If you’re new to Microsoft Azure, one of the most important concepts to understand is its hierarchy, because it forms the foundation of how everything is organized and controlled in the cloud. You can think of it like a family tree or an organizational chart, where each level has a specific purpose and relationship to the others. This structure helps define how resources are grouped, how responsibilities are divided, and how control flows from top to bottom.
The Azure hierarchy plays a crucial role in determining who can access what, by allowing permissions to be assigned at different levels and inherited downward. It also defines who pays for what, since billing is managed through subscriptions that sit within this structure. In addition, it ensures that resources are managed efficiently, making it easier to organize services, apply policies, and maintain consistency across projects or departments.
Without a clear understanding of this hierarchy, it becomes easy to run into issues such as incorrect access permissions, confusion in billing, poor organization of resources, or even accidental deletion of important services. In larger environments especially, a lack of structure can quickly lead to mismanagement and increased risk.
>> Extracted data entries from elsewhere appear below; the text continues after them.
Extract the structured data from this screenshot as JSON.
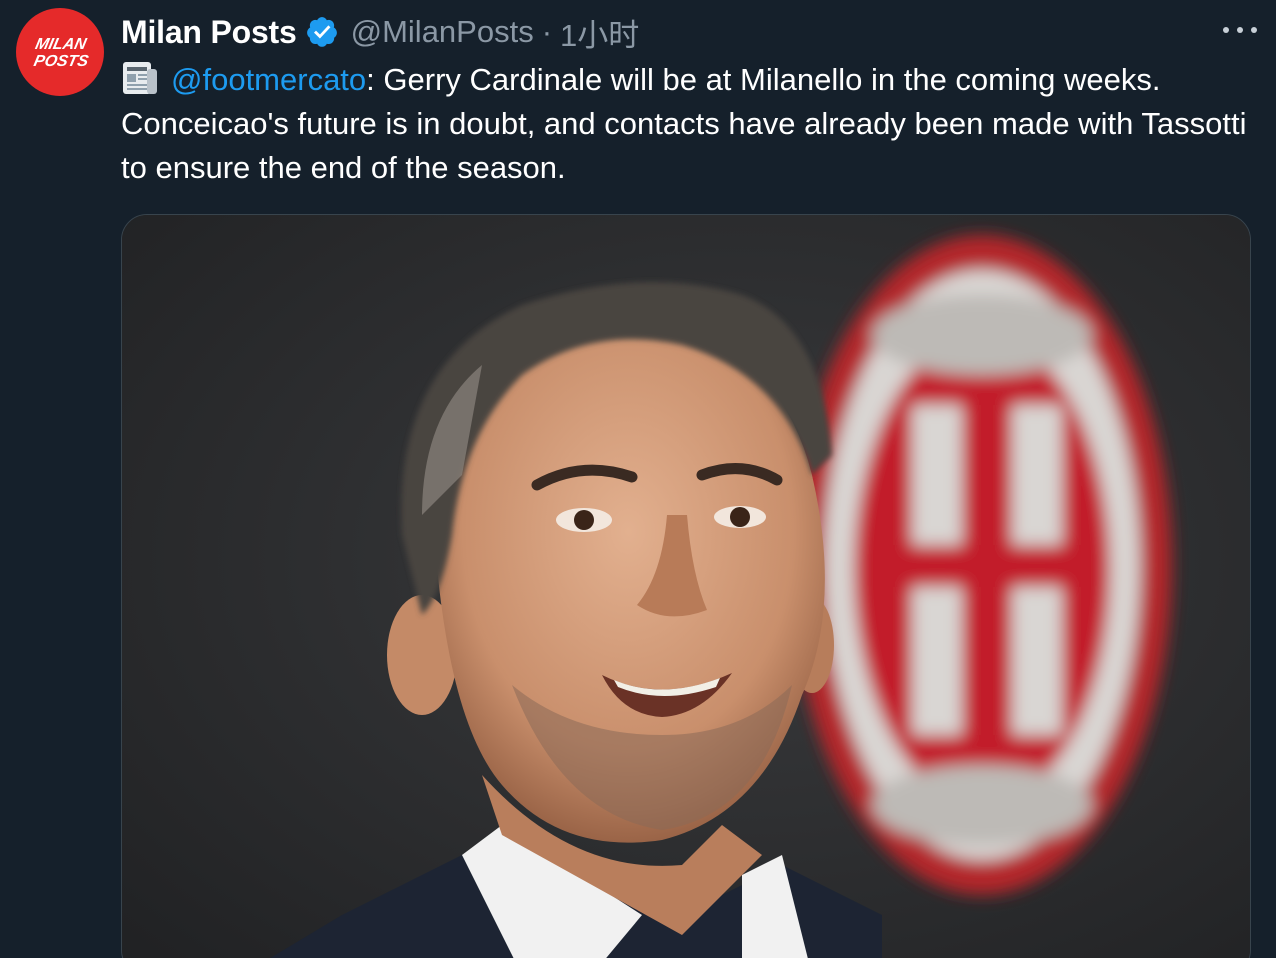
{
  "account": {
    "display_name": "Milan Posts",
    "handle": "@MilanPosts",
    "separator": "·",
    "time_ago": "1小时",
    "avatar_text_line1": "MILAN",
    "avatar_text_line2": "POSTS",
    "verified_icon": "verified-badge-icon"
  },
  "tweet": {
    "prefix_icon": "newspaper-icon",
    "mention": "@footmercato",
    "text": ": Gerry Cardinale will be at Milanello in the coming weeks. Conceicao's future is in doubt, and contacts have already been made with Tassotti to ensure the end of the season."
  },
  "media": {
    "description_icon": "photo-man-smiling-ac-milan-crest"
  },
  "menu": {
    "more_icon": "more-horizontal-icon"
  },
  "colors": {
    "background": "#15202b",
    "accent": "#1d9bf0",
    "muted": "#8b98a5",
    "avatar": "#e52a2a",
    "milan_red": "#c0202a"
  }
}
The diagram below illustrates the Azure hierarchy and shows how its different components are structured and connected.
Let’s break down Azure’s hierarchy from the top down.
1. Azure Tenant (The Root)
At the very top is the Azure Tenant, also known as an Azure Active Directory (Entra ID) tenant. When your organization signs up with Microsoft, it gets a unique tenant. This tenant acts as a single identity and security boundary. It holds user accounts, groups, and application registrations. Think of it as the “head office” that oversees everything below.
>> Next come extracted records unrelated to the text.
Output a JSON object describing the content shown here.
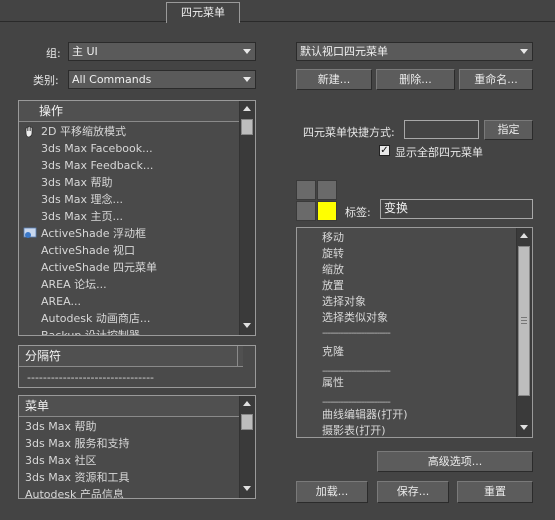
{
  "tab": {
    "label": "四元菜单"
  },
  "left": {
    "group_label": "组:",
    "group_value": "主 UI",
    "category_label": "类别:",
    "category_value": "All Commands",
    "actions": {
      "header": "操作",
      "items": [
        {
          "label": "2D 平移缩放模式",
          "icon": "hand-icon"
        },
        {
          "label": "3ds Max Facebook..."
        },
        {
          "label": "3ds Max Feedback..."
        },
        {
          "label": "3ds Max 帮助"
        },
        {
          "label": "3ds Max 理念..."
        },
        {
          "label": "3ds Max 主页..."
        },
        {
          "label": "ActiveShade 浮动框",
          "icon": "activeshade-icon"
        },
        {
          "label": "ActiveShade 视口"
        },
        {
          "label": "ActiveShade 四元菜单"
        },
        {
          "label": "AREA 论坛..."
        },
        {
          "label": "AREA..."
        },
        {
          "label": "Autodesk 动画商店..."
        },
        {
          "label": "Backup 设计控制器"
        }
      ]
    },
    "separators": {
      "header": "分隔符",
      "item": "--------------------------------"
    },
    "menus": {
      "header": "菜单",
      "items": [
        "3ds Max 帮助",
        "3ds Max 服务和支持",
        "3ds Max 社区",
        "3ds Max 资源和工具",
        "Autodesk 产品信息"
      ]
    }
  },
  "right": {
    "quad_select_value": "默认视口四元菜单",
    "buttons": {
      "new": "新建...",
      "delete": "删除...",
      "rename": "重命名..."
    },
    "shortcut_label": "四元菜单快捷方式:",
    "shortcut_value": "",
    "assign_button": "指定",
    "show_all_label": "显示全部四元菜单",
    "show_all_checked": "✓",
    "tag_label": "标签:",
    "tag_value": "变换",
    "active_quad_color": "#ffff00",
    "items": [
      {
        "label": "移动"
      },
      {
        "label": "旋转"
      },
      {
        "label": "缩放"
      },
      {
        "label": "放置"
      },
      {
        "label": "选择对象"
      },
      {
        "label": "选择类似对象"
      },
      {
        "label": "--------------------------"
      },
      {
        "label": "克隆"
      },
      {
        "label": "--------------------------"
      },
      {
        "label": "属性"
      },
      {
        "label": "--------------------------"
      },
      {
        "label": "曲线编辑器(打开)"
      },
      {
        "label": "摄影表(打开)"
      }
    ],
    "advanced_button": "高级选项...",
    "load_button": "加载...",
    "save_button": "保存...",
    "reset_button": "重置"
  }
}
2. Management Groups (The Organizers)
Below the tenant come Management Groups. These act like folders. At the very top of this structure sits the Root Management Group — and as the saying goes, “It’s Always One.” There is exactly one root management group per tenant, and it sits above all other management groups. You cannot delete or rename it. Everything in your Azure organization inherits settings from this single root. From this root, you can create child management groups (like “Production” or “Development”) to group multiple subscriptions together and apply policies at scale.
3. Subscriptions (The Billing & Governance Boundary)
Inside management groups (or directly under the tenant) are Subscriptions. A subscription is a logical container for billing and resource management. It separates usage and costs. You might have separate subscriptions for different departments (HR, Finance, IT) or different environments (Test, Stage, Prod). Subscriptions also have limits (like how many virtual machines you can run), so they help control scale.
4. Resource Groups (The Logical Pools)
Each subscription contains Resource Groups. A resource group is like a project folder. It holds related Azure resources that share the same lifecycle. For example, a web app’s resource group would contain the App Service, a database, and a storage account. If you delete the resource group, everything inside gets deleted too. Resource groups are also where you manage permissions at a granular level.
5. Resources (The Actual Services)
At the bottom are Resources—the actual services you use, such as virtual machines, SQL databases, or AI services. These are the “real” building blocks of your cloud applications. Each resource exists inside exactly one resource group, which exists inside one subscription, and so on
Why Does This Matter?
This hierarchy enables efficient governance. You can apply security rules at the management group level, track costs per subscription, and delegate access per resource group. It saves time, reduces errors, and keeps your cloud environment organized.
Final Takeaway
Always design your hierarchy before you deploy. Start with a clean tenant, group subscriptions logically, and use resource groups to manage related services together. Once you understand Azure Hierarchy, you’ll feel much more confident building in the cloud.